На лоб Константину упала холодная капля, и он засмеялся, сбежал с крыльца. Подставив под капель сложенные ковшом ладони, он умылся и, отыскав в сарае лопату и старый колун, стал пробивать в закаменелой наледи глубокие канавки, отводя скопившуюся у завалинок и крыльца воду. Прорубив канавки, Константин взялся поправлять калитку. Она держалась на резиновых лентах, вырубленных из пришедшей в негодность автомобильной шины, концы их обтрепались и давно не пружинили. Он отсек дряблые концы, забил новые гвозди, оглянулся по сторонам, прикидывая, за что бы еще приняться, но тут скрипнула дверь в сенях и на крыльцо вышла Авдотья, на ходу застегивая ватник.
— Чего это вы тут мастерите? — вглядываясь в рассветный сумрак двора, спросила она. — Зря вы, право… А то люди могут невесть что наплести…
— О чем вы, Авдотья Никифоровна? — Константин выпрямился, опираясь на лопату.
— У нас так считают… С войны повелось. — Ее взгляд был устремлен куда-то мимо него. — Ежели мужик во дворе топором стучит и дом обихаживает, значит, он с хозяйкой спит, как со своей бабой… Не примите в обиду…
Константин почувствовал, что жгуче краснеет.
— Ну и пусть говорят! — не сразу нашелся он. — Нам-то что?
— Сказала, что думала, не обессудьте! — На губы Авдотьи пробилась грустная, как бы виноватая улыбка. — Всю жизнь по людям равнять нельзя, а приходится… Вот и выходит: живи своим умом, но на дураков оглядывайся.

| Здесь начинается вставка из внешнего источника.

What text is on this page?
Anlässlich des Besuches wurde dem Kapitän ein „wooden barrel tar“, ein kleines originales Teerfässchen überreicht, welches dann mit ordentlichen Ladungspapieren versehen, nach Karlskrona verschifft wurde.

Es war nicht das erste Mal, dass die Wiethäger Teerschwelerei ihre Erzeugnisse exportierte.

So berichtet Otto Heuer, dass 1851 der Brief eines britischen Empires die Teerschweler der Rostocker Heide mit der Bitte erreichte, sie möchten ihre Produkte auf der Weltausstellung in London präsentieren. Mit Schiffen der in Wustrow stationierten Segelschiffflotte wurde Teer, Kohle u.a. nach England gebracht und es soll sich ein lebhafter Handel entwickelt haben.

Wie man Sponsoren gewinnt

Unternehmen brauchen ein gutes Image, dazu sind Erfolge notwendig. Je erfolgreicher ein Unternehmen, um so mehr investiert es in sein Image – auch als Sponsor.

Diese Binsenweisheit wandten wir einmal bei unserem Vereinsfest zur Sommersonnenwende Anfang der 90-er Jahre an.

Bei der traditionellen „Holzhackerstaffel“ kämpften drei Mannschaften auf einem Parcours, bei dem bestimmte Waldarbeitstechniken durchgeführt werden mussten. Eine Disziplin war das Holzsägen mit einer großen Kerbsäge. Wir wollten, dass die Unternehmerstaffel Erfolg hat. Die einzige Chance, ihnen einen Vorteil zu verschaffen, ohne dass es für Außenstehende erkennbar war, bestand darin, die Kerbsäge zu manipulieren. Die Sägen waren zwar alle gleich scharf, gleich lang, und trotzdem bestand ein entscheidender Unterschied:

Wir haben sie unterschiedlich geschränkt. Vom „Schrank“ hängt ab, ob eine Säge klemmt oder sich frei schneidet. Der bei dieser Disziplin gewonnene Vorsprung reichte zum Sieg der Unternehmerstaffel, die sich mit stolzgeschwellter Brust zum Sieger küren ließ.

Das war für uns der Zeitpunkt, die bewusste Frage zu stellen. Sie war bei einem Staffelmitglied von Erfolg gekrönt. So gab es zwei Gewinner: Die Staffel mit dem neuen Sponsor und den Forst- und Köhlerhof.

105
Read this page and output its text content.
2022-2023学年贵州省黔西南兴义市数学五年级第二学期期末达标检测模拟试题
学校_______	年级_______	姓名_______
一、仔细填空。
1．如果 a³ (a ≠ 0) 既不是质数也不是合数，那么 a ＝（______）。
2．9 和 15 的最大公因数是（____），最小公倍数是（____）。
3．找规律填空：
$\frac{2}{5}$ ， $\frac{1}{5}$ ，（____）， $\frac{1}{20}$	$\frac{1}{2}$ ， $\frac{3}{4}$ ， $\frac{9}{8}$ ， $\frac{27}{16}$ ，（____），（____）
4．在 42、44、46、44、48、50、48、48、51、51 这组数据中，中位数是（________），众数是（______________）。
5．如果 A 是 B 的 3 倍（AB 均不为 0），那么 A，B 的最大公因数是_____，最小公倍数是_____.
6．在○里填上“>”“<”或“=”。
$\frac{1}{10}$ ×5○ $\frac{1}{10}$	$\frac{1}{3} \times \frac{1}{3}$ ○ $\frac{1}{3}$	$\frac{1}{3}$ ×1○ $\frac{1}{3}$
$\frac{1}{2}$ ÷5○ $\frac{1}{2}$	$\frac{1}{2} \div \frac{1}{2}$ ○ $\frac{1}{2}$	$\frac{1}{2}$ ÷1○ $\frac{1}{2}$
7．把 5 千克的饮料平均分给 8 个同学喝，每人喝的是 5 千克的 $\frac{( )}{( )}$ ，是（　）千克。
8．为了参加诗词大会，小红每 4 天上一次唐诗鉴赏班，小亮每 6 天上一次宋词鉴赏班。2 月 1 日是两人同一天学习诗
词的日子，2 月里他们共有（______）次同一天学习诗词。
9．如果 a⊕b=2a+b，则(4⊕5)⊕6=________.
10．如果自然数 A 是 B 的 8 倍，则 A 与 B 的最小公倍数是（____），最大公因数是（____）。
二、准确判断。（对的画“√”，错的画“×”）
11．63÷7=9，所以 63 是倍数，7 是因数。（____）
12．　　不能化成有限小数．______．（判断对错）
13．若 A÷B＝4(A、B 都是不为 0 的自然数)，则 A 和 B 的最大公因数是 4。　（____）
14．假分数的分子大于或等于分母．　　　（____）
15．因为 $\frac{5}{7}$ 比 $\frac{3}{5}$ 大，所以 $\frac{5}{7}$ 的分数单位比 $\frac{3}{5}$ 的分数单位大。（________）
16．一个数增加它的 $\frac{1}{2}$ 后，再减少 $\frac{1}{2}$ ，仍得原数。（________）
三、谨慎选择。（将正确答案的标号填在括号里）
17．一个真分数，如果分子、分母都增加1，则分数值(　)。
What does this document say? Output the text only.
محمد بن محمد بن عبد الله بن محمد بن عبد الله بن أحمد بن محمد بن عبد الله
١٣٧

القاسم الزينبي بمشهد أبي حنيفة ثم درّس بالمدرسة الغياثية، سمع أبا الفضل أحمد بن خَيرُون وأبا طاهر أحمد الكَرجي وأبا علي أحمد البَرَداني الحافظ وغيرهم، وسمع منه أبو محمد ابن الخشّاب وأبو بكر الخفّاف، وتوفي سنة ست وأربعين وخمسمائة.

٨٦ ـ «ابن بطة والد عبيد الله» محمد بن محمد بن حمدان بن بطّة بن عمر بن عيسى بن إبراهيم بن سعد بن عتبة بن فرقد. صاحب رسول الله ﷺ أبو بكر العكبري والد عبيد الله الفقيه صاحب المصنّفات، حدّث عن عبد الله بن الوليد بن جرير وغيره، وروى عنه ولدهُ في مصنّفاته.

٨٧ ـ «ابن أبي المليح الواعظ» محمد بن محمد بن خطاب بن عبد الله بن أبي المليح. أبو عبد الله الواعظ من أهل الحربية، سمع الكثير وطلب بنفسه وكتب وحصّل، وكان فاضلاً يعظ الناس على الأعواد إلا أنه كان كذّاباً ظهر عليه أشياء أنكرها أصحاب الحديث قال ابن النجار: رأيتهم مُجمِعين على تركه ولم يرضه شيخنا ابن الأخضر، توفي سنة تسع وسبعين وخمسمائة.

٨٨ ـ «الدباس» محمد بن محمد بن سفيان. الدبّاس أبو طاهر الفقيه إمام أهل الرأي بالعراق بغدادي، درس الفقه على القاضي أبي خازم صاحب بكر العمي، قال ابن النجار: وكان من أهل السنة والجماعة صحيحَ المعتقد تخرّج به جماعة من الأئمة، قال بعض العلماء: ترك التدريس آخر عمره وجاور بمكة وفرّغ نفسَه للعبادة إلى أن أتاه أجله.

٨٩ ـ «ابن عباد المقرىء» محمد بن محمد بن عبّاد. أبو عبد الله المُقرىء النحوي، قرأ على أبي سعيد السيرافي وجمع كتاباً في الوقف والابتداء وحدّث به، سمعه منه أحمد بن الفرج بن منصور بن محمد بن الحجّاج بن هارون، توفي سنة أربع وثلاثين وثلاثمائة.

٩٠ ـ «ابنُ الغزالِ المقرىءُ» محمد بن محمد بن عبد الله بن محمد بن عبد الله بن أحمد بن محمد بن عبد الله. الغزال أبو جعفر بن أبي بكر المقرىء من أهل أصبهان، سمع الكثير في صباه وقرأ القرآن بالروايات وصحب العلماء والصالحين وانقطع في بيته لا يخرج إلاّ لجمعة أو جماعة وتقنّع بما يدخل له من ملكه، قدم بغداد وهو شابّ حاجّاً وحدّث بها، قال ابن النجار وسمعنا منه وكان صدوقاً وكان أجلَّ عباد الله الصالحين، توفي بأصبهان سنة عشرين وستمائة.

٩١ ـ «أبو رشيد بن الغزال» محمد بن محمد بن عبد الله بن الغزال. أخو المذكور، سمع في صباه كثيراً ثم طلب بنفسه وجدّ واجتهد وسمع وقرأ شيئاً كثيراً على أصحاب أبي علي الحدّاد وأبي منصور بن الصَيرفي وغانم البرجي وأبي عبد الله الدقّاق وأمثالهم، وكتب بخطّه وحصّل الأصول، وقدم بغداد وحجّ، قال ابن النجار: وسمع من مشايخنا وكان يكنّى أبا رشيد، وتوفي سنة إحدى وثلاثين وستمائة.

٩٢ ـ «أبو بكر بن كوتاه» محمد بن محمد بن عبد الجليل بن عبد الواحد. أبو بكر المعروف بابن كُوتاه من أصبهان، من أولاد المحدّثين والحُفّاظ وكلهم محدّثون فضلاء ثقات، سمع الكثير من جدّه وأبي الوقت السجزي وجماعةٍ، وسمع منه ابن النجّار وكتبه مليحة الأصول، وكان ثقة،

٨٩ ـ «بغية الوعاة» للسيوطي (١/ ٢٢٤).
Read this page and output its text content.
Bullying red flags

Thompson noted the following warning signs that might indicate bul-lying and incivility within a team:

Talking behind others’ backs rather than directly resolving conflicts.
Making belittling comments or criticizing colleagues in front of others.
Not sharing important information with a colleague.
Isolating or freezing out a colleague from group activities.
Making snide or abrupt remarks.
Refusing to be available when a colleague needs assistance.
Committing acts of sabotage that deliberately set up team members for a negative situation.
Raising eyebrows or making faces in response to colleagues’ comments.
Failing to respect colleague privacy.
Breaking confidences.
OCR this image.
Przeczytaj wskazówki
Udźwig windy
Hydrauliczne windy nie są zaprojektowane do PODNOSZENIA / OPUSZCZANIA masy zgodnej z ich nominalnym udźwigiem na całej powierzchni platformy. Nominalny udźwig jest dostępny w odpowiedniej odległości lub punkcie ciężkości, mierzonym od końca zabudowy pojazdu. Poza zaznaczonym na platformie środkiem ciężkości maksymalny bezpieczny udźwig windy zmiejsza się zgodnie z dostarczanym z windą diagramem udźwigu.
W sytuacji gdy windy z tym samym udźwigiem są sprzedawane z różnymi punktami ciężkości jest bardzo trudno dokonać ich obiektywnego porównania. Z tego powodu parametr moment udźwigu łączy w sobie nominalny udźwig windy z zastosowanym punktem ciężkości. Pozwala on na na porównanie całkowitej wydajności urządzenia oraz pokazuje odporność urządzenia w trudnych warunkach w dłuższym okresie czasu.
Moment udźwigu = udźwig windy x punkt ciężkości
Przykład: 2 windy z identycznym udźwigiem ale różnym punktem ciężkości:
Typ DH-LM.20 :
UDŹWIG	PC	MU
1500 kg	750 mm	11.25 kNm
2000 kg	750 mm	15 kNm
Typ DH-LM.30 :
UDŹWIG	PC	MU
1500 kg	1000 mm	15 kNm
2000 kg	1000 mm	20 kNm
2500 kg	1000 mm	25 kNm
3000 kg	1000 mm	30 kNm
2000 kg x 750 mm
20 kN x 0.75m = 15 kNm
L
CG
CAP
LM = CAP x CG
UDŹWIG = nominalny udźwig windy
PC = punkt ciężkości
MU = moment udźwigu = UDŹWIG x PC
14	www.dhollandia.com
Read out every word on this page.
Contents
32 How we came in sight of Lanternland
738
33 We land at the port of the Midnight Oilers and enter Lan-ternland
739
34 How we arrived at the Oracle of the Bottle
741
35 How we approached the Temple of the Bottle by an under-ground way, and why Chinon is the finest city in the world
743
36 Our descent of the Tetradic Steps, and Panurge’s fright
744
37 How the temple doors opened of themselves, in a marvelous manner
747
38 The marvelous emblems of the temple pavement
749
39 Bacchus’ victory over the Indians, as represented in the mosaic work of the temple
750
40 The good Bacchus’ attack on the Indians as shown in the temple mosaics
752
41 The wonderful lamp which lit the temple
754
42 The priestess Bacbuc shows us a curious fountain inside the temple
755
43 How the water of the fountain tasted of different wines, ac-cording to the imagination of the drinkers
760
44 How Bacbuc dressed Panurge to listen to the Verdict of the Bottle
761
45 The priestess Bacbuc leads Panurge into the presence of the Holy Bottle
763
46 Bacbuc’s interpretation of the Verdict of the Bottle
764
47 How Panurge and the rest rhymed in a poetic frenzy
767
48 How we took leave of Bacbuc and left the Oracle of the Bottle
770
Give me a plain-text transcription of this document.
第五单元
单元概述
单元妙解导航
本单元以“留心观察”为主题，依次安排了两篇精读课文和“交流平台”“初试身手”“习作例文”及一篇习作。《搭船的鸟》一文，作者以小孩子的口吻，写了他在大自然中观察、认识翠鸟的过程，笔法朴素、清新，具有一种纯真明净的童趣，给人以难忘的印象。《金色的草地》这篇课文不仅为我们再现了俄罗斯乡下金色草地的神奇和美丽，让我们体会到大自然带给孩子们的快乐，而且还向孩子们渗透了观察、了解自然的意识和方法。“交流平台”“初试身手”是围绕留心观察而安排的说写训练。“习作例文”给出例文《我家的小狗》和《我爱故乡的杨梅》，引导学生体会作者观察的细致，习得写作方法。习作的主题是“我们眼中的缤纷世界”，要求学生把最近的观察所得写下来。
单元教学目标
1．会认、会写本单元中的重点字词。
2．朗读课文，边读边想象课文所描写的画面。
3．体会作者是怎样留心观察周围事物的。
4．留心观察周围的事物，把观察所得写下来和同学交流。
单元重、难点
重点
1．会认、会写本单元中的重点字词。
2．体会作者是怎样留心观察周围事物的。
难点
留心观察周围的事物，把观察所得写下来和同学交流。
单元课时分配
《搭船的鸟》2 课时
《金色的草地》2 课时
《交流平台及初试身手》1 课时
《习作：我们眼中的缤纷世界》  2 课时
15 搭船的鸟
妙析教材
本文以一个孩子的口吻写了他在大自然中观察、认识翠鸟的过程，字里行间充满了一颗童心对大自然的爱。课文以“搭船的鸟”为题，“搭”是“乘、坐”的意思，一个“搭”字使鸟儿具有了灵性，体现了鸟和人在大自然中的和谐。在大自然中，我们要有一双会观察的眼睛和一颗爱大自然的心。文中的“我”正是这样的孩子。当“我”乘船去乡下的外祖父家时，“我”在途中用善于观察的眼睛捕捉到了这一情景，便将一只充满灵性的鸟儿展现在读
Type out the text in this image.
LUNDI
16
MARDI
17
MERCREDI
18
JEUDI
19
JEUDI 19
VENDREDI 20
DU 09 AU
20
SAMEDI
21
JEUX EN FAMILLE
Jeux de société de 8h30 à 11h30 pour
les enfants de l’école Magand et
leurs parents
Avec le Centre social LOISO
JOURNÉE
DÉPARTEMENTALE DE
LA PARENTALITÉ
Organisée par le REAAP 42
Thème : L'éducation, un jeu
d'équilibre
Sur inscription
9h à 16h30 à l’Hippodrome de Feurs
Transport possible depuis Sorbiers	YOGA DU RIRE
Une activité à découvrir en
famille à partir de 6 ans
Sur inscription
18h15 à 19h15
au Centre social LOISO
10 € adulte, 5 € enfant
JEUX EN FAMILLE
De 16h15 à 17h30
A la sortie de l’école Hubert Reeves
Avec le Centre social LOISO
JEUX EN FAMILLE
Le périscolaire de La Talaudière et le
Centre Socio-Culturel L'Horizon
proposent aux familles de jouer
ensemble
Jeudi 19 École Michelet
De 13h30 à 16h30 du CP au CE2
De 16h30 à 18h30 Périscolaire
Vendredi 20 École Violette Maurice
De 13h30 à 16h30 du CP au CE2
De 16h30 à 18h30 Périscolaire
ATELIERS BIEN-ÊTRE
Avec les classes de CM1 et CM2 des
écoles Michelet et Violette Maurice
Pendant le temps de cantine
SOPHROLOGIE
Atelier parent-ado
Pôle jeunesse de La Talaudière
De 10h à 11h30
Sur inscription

Константин рассмеялся, отставил к забору лопату.
— На ферму сейчас? Возьмете меня с собой?
— Пойдемте — улица широкая, места всем хватит! — Она спрятала концы платка на груди, застегнула на верхний крючок ватник.
Деревня еще спала, в рассветной тьме по улице полз туман, ветер гонял его рваные клочья, и они, как напуганные овцы, шарахались в проулки, жались к оградам и избам. Вяло, спросонок горланили первые петухи.
— А меня вчерась опять про Степана пытали, — меся липкую, смешанную со снегом грязь, глухо проговорила Авдотья. — Где, мол, воевал? Когда прислал последнее письмо?
— Кто спрашивал-то?
— Да какой-то приезжий, строгий такой мужчина — и глаза тебе смотрит, не улыбнется, ровно ты в нем как в зеркале отражаешься, и все. — Она вдруг остановилась посредине улицы, точно не в силах была идти дальше. — Ежели бы мой мужик был мертвый, кому бы до него было дело, так я своим умом раскидываю?
— Да, да, — машинально согласился Константин и, не глядя на нее, тихо сказал: — Ведь это я вам принес столько горя, Авдотья Никифоровна…
Она слушала его, не прерывая, и он по-прежнему боялся поднять голову и встретиться с ее глазами.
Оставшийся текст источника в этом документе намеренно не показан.